Но мотоцикл — это драйв и скорость, когда нет никаких границ между тобой и дорогой, и простор щекочет затылок. То, что надо, чтобы почувствовать себя чуть более живым, чем ему казалось всё это время.
Клуб выглядит совершенно нежилым. Обычно около него толклись гости, раздавалась громкая музыка из-за двери, а сейчас какая-то густая тишина, притаившаяся среди стен других домов. И вереница пустых машин.
А вот внутри как раз творится суета, а Лиза замирает на пороге, обводя всех взглядом и выискивая Николая в толпе.
Кирилл прислоняется к стенке — на него снова накатывает болезненная слабость.
А мышцы ноют и деревенеют, так что он повисает на барной стойке, еле взобравшись на стул.
— Я сейчас его приведу, ты уж лучше сиди.
— Ага. Спасибо.
От общего гомона начинает опять стучать в висках, а дыхание сбивается на хрипы. Кириллу кажется, что весь мир покрыт налётом пыли и серости. И всё становится только хуже.
Сейчас бы залезть прямо в костёр, в его горячие угли или ванну с обжигающей водой и витающим над ней паром. Только чтобы хоть немного согреться.

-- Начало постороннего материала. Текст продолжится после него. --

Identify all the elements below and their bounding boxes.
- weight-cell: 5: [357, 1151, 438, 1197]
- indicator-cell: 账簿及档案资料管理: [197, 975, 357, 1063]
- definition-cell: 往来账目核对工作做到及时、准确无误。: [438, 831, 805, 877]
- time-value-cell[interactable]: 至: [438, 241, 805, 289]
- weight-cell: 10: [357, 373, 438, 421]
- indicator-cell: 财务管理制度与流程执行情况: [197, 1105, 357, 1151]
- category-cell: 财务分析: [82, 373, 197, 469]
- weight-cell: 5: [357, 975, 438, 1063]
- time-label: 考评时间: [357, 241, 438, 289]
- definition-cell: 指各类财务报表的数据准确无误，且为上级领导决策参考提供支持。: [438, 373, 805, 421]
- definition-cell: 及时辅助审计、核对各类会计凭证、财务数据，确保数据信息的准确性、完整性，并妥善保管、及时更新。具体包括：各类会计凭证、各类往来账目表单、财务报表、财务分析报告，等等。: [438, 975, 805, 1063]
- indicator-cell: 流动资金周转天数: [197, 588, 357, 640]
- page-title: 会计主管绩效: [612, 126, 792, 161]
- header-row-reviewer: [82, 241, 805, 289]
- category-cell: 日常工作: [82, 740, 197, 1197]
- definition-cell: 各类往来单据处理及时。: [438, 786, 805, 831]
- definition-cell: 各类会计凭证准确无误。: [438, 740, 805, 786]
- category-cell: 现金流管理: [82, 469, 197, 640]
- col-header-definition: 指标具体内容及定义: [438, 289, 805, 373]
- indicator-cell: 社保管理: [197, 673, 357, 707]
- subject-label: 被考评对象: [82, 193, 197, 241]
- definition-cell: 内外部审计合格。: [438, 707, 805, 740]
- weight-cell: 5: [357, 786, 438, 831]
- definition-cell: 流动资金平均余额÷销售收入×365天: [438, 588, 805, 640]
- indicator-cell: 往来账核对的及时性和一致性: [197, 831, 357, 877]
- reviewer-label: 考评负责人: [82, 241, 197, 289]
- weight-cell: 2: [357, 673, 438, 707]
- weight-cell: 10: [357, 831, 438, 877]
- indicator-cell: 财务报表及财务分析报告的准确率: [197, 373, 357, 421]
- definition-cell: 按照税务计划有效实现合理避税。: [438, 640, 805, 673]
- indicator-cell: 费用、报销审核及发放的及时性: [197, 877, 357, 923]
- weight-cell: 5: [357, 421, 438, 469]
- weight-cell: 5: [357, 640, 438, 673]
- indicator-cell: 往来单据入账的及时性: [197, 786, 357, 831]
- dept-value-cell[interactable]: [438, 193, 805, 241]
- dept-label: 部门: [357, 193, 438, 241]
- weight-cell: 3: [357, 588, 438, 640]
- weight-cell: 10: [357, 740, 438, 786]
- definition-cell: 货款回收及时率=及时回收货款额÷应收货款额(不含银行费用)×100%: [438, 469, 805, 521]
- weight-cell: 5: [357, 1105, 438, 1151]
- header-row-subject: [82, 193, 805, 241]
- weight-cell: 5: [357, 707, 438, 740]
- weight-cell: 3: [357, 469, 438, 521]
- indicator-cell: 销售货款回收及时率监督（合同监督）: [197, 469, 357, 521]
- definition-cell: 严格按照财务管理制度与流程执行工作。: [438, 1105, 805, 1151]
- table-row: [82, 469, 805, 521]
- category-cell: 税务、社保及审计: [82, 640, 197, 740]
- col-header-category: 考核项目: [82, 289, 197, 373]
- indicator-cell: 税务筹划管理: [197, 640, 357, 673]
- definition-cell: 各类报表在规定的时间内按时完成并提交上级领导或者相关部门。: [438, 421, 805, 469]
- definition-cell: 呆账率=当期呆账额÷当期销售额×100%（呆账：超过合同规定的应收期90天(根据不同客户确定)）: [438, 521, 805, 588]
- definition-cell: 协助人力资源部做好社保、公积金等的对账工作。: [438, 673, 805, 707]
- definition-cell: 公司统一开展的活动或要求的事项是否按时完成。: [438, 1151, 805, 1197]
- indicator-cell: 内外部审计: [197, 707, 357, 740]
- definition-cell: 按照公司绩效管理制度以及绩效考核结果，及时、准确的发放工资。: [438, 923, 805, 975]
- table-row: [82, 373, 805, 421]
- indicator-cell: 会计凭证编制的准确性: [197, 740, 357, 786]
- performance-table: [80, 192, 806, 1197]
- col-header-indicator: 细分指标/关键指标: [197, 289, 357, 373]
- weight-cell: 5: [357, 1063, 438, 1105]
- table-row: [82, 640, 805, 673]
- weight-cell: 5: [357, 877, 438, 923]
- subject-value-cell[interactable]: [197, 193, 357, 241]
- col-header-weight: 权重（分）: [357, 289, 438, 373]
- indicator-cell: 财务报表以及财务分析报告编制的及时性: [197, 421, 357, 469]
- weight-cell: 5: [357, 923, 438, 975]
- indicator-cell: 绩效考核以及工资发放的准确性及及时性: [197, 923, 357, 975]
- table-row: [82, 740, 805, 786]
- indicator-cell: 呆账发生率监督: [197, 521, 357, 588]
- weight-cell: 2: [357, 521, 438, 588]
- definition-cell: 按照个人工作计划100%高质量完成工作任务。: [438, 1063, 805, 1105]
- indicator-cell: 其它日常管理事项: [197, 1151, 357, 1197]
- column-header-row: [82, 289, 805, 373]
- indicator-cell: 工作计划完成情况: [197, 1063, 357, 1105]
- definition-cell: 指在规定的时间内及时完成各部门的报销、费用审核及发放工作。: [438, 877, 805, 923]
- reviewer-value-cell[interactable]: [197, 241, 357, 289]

Руки трясутся, когда он хватает кем-то забытую кружку с чаем — просто для тепла. Хоть какого-то.
— Лиза, это действительно так срочно?
— Да, Ник, правда! — Лиза отвечает едва ли не сердито. — Не думай, что я не понимаю, как тут всё у вас важно. Так, всё, я к Сюзанне, попробуем пробиться к Кристине.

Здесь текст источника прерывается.